Die Wirkstoffe erreichen den Ort des Schmerzes auf diese Weise schneller als bei oraler Schmerzmittelgabe. Während die kausale Therapie die Gesundheit der Patienten verbessert, verbessert die Schmerztherapie die Lebensqualität. Außerdem sind ursachenunabhängig physiotherapeutische und ergo-therapeutische Maßnahmen angezeigt. So kann die Regeneration des betroffenen Nervengewebes unterstützt werden.
Bei Mangelernährung
Mangelernährungsbedingt polyneuropathischen Erkrankungen begegnet der Arzt in vielen Fällen über die Substitution von Vitamin.

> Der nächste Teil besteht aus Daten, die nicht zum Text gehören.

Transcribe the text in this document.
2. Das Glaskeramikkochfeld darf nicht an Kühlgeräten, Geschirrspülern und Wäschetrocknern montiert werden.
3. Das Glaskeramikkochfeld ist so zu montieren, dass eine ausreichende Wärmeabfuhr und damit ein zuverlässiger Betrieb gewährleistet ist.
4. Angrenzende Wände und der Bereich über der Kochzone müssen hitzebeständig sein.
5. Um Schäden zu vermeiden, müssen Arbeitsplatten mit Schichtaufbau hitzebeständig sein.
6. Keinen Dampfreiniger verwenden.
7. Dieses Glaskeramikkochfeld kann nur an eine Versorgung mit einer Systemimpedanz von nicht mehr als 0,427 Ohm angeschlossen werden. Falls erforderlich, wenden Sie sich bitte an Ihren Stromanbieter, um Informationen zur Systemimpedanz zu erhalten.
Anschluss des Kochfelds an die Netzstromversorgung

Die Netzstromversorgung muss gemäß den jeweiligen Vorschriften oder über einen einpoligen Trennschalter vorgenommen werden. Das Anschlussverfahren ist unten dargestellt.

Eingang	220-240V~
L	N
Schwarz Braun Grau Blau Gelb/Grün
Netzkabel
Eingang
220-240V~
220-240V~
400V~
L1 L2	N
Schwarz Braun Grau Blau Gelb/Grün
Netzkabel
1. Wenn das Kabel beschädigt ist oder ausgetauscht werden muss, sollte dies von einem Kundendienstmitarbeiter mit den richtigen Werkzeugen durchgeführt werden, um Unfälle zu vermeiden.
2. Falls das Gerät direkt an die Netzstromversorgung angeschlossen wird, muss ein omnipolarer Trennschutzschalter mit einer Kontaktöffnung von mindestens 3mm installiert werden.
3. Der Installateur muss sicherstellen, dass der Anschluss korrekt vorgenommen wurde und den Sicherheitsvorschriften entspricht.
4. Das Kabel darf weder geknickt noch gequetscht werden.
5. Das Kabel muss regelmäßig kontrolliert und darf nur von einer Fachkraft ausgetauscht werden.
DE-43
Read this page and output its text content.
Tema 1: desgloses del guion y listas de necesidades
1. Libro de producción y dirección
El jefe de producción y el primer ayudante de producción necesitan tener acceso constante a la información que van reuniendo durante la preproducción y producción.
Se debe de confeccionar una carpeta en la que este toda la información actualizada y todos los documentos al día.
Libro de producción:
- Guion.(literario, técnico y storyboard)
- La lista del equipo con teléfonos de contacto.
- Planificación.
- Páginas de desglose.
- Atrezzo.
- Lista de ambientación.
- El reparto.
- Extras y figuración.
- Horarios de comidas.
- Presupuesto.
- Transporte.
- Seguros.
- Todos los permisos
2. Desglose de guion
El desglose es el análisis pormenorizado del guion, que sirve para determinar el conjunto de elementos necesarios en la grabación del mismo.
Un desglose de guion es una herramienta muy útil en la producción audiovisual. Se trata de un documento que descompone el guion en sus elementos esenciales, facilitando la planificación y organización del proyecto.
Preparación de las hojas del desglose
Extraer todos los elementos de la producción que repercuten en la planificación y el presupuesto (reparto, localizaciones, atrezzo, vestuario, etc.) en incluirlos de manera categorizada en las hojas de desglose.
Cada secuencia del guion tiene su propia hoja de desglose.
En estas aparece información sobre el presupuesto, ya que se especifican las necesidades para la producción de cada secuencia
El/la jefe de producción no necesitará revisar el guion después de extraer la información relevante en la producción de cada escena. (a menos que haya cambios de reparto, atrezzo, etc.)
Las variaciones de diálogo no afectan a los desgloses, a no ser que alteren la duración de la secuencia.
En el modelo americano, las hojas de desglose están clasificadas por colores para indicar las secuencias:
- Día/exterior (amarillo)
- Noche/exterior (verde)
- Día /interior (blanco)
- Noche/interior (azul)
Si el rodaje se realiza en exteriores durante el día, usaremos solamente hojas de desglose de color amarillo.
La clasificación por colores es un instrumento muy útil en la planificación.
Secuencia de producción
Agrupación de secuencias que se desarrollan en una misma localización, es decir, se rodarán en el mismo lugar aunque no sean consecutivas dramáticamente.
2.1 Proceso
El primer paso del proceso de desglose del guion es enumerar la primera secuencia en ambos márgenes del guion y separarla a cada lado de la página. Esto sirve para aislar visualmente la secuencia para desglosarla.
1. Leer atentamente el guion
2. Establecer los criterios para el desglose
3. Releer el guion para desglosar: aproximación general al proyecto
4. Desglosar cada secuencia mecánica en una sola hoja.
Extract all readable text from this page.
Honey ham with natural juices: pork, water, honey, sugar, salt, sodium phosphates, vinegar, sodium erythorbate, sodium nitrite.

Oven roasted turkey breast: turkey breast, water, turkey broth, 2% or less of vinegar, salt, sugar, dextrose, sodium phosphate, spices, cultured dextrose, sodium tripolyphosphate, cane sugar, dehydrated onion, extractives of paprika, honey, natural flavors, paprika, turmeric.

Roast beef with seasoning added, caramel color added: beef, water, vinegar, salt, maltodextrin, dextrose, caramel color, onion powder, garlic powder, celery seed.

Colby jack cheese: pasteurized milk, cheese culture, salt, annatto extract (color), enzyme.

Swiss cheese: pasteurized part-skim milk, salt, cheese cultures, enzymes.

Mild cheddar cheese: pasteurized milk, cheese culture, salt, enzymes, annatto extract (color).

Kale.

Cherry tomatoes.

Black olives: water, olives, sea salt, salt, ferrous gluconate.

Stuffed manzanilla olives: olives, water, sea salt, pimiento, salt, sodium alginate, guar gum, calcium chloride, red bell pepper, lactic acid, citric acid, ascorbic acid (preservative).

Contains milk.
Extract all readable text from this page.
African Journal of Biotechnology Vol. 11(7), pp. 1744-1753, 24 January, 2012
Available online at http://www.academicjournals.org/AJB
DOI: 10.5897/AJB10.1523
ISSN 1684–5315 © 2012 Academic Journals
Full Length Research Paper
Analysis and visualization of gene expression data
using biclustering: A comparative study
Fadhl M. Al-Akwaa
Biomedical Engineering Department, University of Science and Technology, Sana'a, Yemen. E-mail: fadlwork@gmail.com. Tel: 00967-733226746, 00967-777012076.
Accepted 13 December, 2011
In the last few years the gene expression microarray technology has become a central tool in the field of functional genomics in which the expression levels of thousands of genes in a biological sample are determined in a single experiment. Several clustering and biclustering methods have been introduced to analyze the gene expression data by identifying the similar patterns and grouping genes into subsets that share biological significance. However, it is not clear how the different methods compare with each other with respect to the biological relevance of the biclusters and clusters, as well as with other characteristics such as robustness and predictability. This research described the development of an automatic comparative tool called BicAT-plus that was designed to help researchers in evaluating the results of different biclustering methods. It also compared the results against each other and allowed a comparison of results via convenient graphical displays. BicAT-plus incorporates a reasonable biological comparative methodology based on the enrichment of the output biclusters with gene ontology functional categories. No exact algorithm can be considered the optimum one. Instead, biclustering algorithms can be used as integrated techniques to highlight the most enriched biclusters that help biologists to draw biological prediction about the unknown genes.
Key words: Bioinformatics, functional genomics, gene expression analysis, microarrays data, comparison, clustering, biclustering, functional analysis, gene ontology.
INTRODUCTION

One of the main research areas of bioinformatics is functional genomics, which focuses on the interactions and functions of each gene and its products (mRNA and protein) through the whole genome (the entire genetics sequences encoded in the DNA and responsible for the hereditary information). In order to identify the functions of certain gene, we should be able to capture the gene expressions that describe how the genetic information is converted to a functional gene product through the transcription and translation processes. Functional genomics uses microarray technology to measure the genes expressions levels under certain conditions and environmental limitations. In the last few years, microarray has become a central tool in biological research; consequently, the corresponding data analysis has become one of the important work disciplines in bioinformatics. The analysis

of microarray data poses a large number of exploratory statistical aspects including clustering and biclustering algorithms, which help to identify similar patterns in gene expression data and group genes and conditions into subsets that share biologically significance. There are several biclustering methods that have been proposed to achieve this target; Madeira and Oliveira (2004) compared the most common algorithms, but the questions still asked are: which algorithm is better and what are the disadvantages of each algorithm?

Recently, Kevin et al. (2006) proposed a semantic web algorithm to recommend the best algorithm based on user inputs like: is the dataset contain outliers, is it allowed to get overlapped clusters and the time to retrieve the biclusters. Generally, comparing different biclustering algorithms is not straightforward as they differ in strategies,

Vor allem Vitamine wie B1, B6 und B12 spielen hierbei eine Rolle. Die Vitamine des B-Komplexes sind für ein funktionierendes Nervensystem nämlich unersetzlich. Grundsätzlich kann im Einzelfall auch eine supportive Umstellung der Ernährung sinnvoll sein, um Vitaminmangelerscheinungen in Zukunft vorzubeugen. Falls den Mangelerscheinungen eine Aufnahmestörung im Darm zugrunde liegt, müssen die Vitamine intravenös unter Umgehung des Verdauungstrakts gegeben werden.
Bei Infektionen
Gegen akute Infektionen helfen erregerwirksame Medikamente wie Antibiotika. Die Medikamentenauswahl erfolgt abhängig vom Erreger. Speziell multiresistente Erreger stellen Ärzte vor eine Herausforderung. Auch nachdem die ursächliche Infektion ausgeheilt ist, bleiben die polyneuropathischen Erscheinungen bestehen. Grundsätzlich können sich Leitbahnen in der Peripherie zwar eher von Schädigungen erholen als im Zentralnervensystem. Die Regenerationsdauer kann aber zwischen Jahren und Jahrzehnten in Anspruch nehmen.
Bei Stoffwechselerkrankungen
An diabetesbedingten Polyneuropathie-Symptomen ist die Erhöhung des Blutzuckers schuld. Die Schwere der Erscheinungen korreliert oft mit der Dauer und Schwere der Erhöhungen. Die Einstellung des Blutzuckers ist als kausale Therapiemaßnahme zwingend erforderlich, damit sich die Erscheinungen nicht fortschreitend verschlimmern. Neben einer entsprechenden Diät sind blutzuckersenkende Medikamentengaben ein unbedingt erforderlicher Therapieschritt.
Bei bösartigen Prozessen
Bei bösartigen Tumoren ist eine Exzision des Tumors indiziert. Abhängig von der Art der Raumforderung kommen zusätzlich oder alternativ Bestrahlungsverfahren oder chemotherapeutische Behandlungen zum Einsatz. Bösartig verlaufende Autoimmunerkrankungen werden nicht mit invasiven Verfahren, sondern durch Immunsuppression behandelt.
Von organischen Schädigungen
Bei ursächlichen Schädigungen von Leber, Nieren oder anderen Organen ist eine Transplantation des betroffenen Organs in der Regel die einzige Kausallösung. Damit das Organ nicht abgestoßen wird, erhält der Patient immunsuppressive Substanzen.